As a career coach, I am often asked how to tackle not having a referee. Most employers expect to be able to contact a previous supervisor for feedback on your past performance, yet we’re not always in a position to provide a professional referee.
This situation can occur across all stages of the career journey. Perhaps you’re too nervous to tell your current supervisor you’re on the hunt; maybe your previous boss passed away; your earlier employment was overseas and you’ve lost contact with them; perhaps you and the boss didn’t see eye to eye; or you’ve taken some time out of the paid workforce or never worked before. Whatever the reason, don’t despair because there are a few ways that you might be able to get around the issue.

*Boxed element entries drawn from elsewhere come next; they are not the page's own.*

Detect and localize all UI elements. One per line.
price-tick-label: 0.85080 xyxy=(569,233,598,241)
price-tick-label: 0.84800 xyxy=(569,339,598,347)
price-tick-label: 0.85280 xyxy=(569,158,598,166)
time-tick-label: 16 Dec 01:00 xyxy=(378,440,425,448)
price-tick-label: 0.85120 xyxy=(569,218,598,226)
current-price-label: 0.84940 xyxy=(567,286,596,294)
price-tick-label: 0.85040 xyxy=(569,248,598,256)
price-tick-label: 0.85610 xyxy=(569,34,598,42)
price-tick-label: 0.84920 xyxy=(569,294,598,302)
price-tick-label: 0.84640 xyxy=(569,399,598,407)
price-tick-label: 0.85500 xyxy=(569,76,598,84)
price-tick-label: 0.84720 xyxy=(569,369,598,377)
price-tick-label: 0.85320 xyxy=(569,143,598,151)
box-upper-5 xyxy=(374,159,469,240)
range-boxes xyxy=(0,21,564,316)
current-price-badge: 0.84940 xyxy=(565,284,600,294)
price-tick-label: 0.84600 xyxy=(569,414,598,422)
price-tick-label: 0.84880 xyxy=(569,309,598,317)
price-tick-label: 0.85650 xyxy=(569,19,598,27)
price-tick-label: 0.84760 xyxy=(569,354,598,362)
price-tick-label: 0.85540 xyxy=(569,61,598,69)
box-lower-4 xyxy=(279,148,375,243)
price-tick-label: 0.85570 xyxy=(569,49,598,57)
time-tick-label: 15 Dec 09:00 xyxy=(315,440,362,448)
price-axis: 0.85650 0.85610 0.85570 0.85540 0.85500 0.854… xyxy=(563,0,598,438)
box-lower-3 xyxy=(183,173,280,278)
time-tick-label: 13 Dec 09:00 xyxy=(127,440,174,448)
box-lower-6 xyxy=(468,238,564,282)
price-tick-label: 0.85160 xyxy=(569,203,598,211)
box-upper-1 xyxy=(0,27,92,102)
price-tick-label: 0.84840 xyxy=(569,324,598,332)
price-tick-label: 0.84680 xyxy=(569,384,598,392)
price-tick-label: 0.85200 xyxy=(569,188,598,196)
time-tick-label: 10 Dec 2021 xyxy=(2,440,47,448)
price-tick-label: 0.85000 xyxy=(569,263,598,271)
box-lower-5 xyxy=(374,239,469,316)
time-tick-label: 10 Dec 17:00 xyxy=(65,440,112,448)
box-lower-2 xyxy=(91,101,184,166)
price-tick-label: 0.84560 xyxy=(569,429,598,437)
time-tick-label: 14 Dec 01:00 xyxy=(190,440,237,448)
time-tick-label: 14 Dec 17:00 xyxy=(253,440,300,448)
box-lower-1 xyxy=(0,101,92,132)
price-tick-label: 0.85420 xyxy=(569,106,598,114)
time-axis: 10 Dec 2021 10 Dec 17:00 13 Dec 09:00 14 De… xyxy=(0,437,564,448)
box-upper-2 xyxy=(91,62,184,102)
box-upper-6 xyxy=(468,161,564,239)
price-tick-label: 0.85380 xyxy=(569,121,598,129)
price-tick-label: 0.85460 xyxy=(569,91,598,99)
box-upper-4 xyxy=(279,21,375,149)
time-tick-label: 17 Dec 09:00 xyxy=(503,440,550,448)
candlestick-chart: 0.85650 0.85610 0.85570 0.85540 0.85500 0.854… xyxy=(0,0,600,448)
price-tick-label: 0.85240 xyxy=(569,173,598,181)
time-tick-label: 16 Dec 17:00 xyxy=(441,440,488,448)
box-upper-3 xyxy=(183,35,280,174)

Past or current colleagues, or previous bosses, can make great referees. The hiring manager/recruiter basically wants to speak to someone who has observed your work so think laterally about who fits this bill – present and past clients or suppliers might even suit. Have you done any relevant voluntary work? If you need to dig deeper, you might consider presenting past written references, performance review information, performance feedback, LinkedIn recommendations, and/or awards that you have achieved. You can suggest to the hiring manager that you offer a personal referee to supplement what you are able to present. Offering the option of an extended probation may also tip them over to making an offer.
If you’ll need an opportunity to explain your referee circumstances, I recommend stating “Referees available upon request” on your resume (unless it is completely untrue in which case leave the heading out). This will allow you an opportunity to impress with your resume and interview before having the conversation about referees. I have a contact who was employed by a large corporate without a professional referee (she had taken a parenting break and worked for her husband for the preceding five years) but it went all the way to the CEO for approval. Always be honest with the potential employer and be prepared to work with them to achieve a solution.
If you want to be proactive in remedying the referee situation, you might consider volunteering or doing some temporary work which may not have the same rigour around referees but have the potential to lead to a referee.